Devereux
- Author: Edward Bulwer-Lytton
- Language: English
- Genre: Historical drama
- Publisher: Henry Colburn
- Publication date: 1829
- Publication place: United Kingdom
- Media type: Print

= Devereux (novel) =

1829 novel

Devereux is an 1829 historical novel by the British writer Edward Bulwer-Lytton, published in three volumes. He earned £1,500 for the novel from his publisher Henry Colburn, trebling his earnings from the successful silver fork novel Pelham of the previous year. He dedicated it to his friend the Canadian traveller and writer John Auldjo, then living in Naples.

==Plot==
The novel takes place during the reign of Queen Anne and partly revolves around a secret Jacobite plot to place the pretender James Stuart on the throne.
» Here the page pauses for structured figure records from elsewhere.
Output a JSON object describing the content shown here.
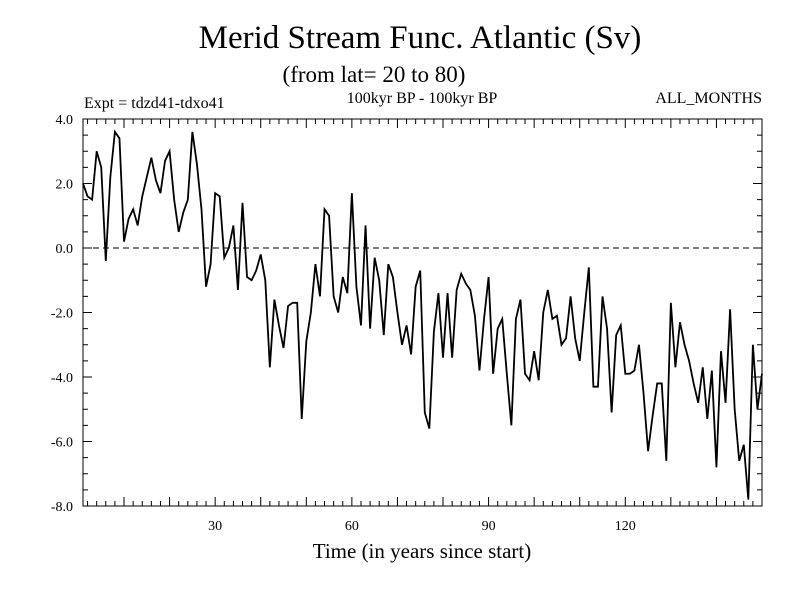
{
  "chart_data": {
    "type": "line",
    "title": "Merid Stream Func. Atlantic (Sv)",
    "subtitle": "(from lat= 20 to 80)",
    "annotations": {
      "left": "Expt = tdzd41-tdxo41",
      "center": "100kyr BP - 100kyr BP",
      "right": "ALL_MONTHS"
    },
    "xlabel": "Time (in years since start)",
    "ylabel": "",
    "xlim": [
      1,
      150
    ],
    "ylim": [
      -8.0,
      4.0
    ],
    "x_ticks": [
      30,
      60,
      90,
      120
    ],
    "x_tick_labels": [
      "30",
      "60",
      "90",
      "120"
    ],
    "y_ticks": [
      -8.0,
      -6.0,
      -4.0,
      -2.0,
      0.0,
      2.0,
      4.0
    ],
    "y_tick_labels": [
      "-8.0",
      "-6.0",
      "-4.0",
      "-2.0",
      "0.0",
      "2.0",
      "4.0"
    ],
    "reference_line": {
      "y": 0.0,
      "style": "dashed"
    },
    "grid": false,
    "series": [
      {
        "name": "Merid Stream Func.",
        "x_start": 1,
        "x_step": 1,
        "values": [
          2.0,
          1.6,
          1.5,
          3.0,
          2.5,
          -0.4,
          2.2,
          3.6,
          3.4,
          0.2,
          0.9,
          1.2,
          0.7,
          1.6,
          2.2,
          2.8,
          2.1,
          1.7,
          2.7,
          3.0,
          1.5,
          0.5,
          1.1,
          1.5,
          3.6,
          2.6,
          1.2,
          -1.2,
          -0.5,
          1.7,
          1.6,
          -0.3,
          0.0,
          0.7,
          -1.3,
          1.4,
          -0.9,
          -1.0,
          -0.7,
          -0.2,
          -1.0,
          -3.7,
          -1.6,
          -2.4,
          -3.1,
          -1.8,
          -1.7,
          -1.7,
          -5.3,
          -2.9,
          -2.0,
          -0.5,
          -1.5,
          1.2,
          1.0,
          -1.5,
          -2.0,
          -0.9,
          -1.4,
          1.7,
          -1.2,
          -2.4,
          0.7,
          -2.5,
          -0.3,
          -1.0,
          -2.7,
          -0.5,
          -0.9,
          -2.0,
          -3.0,
          -2.4,
          -3.3,
          -1.2,
          -0.7,
          -5.1,
          -5.6,
          -2.6,
          -1.4,
          -3.4,
          -1.4,
          -3.4,
          -1.3,
          -0.8,
          -1.1,
          -1.3,
          -2.1,
          -3.8,
          -2.2,
          -0.9,
          -3.9,
          -2.5,
          -2.2,
          -3.9,
          -5.5,
          -2.2,
          -1.6,
          -3.9,
          -4.1,
          -3.2,
          -4.1,
          -2.0,
          -1.3,
          -2.2,
          -2.1,
          -3.0,
          -2.8,
          -1.5,
          -2.8,
          -3.5,
          -2.0,
          -0.6,
          -4.3,
          -4.3,
          -1.5,
          -2.5,
          -5.1,
          -2.7,
          -2.4,
          -3.9,
          -3.9,
          -3.8,
          -3.0,
          -4.5,
          -6.3,
          -5.2,
          -4.2,
          -4.2,
          -6.6,
          -1.7,
          -3.7,
          -2.3,
          -3.0,
          -3.5,
          -4.2,
          -4.8,
          -3.7,
          -5.3,
          -3.8,
          -6.8,
          -3.2,
          -4.8,
          -1.9,
          -5.0,
          -6.6,
          -6.1,
          -7.8,
          -3.0,
          -5.0,
          -3.9
        ]
      }
    ]
  }
}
The story of a sibling rivalry between three brothers may have been influenced by Bulwer-Lytton's own upbringing.

==Bibliography==
- Copeland, Edward. The Silver Fork Novel: Fashionable Fiction in the Age of Reform. Cambridge University Press, 2012.
- Huckvale, David. A Dark and Stormy Oeuvre: Crime, Magic and Power in the Novels of Edward Bulwer-Lytton. McFarland, 2015.